Panther also includes new features that make it even easier for Macs to co-exist in Windows networks including an IPSec-based VPN for Microsoft and Cisco networks, support for ActiveDirectory and SMB-based home directories on Windows servers and enhanced Windows integration within the Finder that enables printing to shared printers.
Mac OS X is the world’s most popular UNIX-based operating system and Panther adds system-wide advancements to UNIX-based technologies including X11 for Mac OS X, major performance improvements to NFS, a ports manager for accessing open source projects, expanded Kerberos support, an integrated IPv6 networking stack and the ability to access Quartz graphics from Python programs.
  • an enhanced Mail application that organizes email into convenient threads with drag-and-drop addressing and a Safari™-based engine for displaying HTML formatted email;
  • Fast User Switching, allowing users to share a single Mac and quickly switch between accounts without having to quit running applications and completely logout of the system;
  • Pixlet, the first studio-grade codec for filmmakers that was developed in conjunction with Pixar to deliver breathtaking HD-quality video on the Mac that is free from visual artifacts;
  • a fully integrated iDisk that increases productivity by automatically syncing a user’s offline work to their .Mac Internet server storage once they’re online again, so users can work locally on files with hard drive speeds and have them synced automatically back to their iDisk later;
  • integrated faxing synched with the Address Book so sending and receiving faxes is as easy as printing, and includes support for adding cover pages;
  • Font Book, a new application that provides system-level font management with double-click font preview, one-click installation and an intuitive iTunes®-like interface for managing font collections, and searching, activating and deactivating fonts; and
  • a significantly improved Preview application that is the world's fastest PDF reader with super-fast text searching that builds an instant index of search results in a PDF, text selection and copying, URL support and support for the PDF 1.4 format.
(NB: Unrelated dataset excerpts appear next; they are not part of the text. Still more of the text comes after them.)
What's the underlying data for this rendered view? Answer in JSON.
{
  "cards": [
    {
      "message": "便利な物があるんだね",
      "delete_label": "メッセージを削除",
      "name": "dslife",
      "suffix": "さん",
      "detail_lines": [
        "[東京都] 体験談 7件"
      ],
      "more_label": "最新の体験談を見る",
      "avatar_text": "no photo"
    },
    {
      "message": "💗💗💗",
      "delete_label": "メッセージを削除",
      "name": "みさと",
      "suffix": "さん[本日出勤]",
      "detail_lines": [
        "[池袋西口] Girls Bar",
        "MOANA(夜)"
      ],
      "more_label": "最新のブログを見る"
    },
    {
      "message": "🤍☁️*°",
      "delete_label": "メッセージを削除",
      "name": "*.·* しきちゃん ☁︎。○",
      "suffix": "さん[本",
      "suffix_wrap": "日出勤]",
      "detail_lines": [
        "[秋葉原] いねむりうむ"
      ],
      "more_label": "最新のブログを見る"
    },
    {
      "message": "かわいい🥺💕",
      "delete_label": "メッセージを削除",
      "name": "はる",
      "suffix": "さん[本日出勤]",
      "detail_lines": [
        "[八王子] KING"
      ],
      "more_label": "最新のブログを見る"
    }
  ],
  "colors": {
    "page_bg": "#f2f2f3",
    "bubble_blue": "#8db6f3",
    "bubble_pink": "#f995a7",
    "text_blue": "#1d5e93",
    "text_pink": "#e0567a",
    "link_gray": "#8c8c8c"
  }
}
Preview leverages powerful improvements to Quartz filtering technology such as colorspace conversion, image sampling and compression for advanced PDF workflows.

Download Mac Os X 10.3

Pricing & Availability
Mac OS X version 10.3 Panther will be available by the end of this year through the Apple Store® (www.apple.com), at Apple’s retail stores and through Apple Authorized Resellers for a suggested retail price of $129 (US).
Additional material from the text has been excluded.